We discovered that the genetic makeup of the population had changed to determine the dates of birth before spring. We discovered that genetic change is probably a response to natural selection, but we do not know what causes selection: it could be climate change, change in population density or any unknown factor that has changed in recent decades.

It is very difficult to say when climate change causes genetic change, but genetic change occurs at a rate similar to direct (non-genetic) responses to climate warming and fast enough to matter in the ecological dynamics related to climate change. ” .

Climate change would be changing deer to give birth early
Credit: smarko / Pixabay

Sally Thomas, from Scottish Natural Heritage, who also did not participate in the study, said in a statement:

These findings are a fascinating example of the impact that climate change can have on wildlife.
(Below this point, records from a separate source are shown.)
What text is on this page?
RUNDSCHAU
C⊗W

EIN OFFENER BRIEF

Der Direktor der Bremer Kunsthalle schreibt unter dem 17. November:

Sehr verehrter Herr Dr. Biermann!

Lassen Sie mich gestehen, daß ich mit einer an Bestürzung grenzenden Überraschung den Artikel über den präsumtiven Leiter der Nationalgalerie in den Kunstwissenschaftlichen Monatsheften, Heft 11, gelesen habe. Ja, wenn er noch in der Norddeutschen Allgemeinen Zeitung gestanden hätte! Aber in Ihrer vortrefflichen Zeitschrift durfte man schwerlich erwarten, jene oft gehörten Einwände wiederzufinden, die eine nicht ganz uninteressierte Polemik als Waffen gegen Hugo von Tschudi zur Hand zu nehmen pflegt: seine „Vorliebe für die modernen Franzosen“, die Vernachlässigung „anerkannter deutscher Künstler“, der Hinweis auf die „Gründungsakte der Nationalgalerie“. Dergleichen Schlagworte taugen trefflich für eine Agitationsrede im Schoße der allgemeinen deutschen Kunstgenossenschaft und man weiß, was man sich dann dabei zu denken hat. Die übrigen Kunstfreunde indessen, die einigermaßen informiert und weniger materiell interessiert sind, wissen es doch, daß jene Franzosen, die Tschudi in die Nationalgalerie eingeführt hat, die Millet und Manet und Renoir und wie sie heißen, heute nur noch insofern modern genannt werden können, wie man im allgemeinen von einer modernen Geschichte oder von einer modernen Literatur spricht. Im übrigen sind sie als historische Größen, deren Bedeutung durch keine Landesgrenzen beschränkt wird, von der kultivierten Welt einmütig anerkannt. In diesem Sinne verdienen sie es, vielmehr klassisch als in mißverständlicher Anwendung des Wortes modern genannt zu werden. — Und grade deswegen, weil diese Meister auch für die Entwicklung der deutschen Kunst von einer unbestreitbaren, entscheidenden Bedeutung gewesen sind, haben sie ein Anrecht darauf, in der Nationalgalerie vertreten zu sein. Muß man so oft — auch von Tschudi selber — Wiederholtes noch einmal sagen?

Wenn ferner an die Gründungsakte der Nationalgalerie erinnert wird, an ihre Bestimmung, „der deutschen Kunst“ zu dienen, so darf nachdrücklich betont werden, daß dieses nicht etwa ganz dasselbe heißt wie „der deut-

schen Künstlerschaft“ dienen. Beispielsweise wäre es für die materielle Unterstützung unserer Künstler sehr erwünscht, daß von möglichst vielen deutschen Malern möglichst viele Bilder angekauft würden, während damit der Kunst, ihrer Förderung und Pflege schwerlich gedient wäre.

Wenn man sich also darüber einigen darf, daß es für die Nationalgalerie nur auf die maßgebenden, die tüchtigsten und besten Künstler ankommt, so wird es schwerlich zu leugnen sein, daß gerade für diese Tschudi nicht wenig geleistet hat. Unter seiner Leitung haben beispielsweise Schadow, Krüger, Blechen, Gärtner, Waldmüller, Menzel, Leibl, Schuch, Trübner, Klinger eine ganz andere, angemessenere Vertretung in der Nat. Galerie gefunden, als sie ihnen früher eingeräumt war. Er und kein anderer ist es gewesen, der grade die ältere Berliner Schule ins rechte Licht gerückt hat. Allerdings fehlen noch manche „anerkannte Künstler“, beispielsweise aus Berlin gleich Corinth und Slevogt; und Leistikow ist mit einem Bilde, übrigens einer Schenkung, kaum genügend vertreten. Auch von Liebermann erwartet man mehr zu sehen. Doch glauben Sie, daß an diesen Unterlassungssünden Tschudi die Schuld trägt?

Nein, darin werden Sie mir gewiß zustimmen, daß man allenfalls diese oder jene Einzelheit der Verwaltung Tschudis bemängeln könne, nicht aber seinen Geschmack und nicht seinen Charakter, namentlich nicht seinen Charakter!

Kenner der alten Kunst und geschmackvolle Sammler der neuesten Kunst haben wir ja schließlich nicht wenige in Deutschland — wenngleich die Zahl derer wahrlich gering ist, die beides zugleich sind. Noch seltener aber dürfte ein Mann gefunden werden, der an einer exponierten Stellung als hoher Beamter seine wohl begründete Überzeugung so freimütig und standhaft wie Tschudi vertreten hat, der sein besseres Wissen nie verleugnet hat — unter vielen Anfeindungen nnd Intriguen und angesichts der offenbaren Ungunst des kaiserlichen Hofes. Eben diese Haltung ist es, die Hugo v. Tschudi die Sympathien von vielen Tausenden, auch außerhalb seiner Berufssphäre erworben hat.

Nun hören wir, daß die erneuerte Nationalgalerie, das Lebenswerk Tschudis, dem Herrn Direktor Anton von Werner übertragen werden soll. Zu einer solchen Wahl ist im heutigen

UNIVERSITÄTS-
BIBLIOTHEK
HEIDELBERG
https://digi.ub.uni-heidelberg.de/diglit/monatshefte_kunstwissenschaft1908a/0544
More and more research shows that climate change is influencing species throughout the United Kingdom and the world. ”

Climate change is affecting life on our planet Earth in several ways and scientists say that for species to survive they must adapt by experiencing genetic changes or migrating to more suitable habitats, for example.

But a recent research published in the magazine Proceedings of the National Academy of Sciences suggests that genetic adaptation along with dispersion in new ranges could put species in conflict with each other.

This finding could mean that scientists have been underestimating how the global climate change will affect biodiversity and the amount of extinctions that will occur.

Some scientists have argued that the Earth is currently experiencing its sixth mass extinction, with species that disappear significantly faster than historical reference rates.

In fact, a historical report by the UN recently warned that 1 million species around the world run the risk of disappearing due to human pressures and climate change.

The scientific study has been published in PLOS Biology.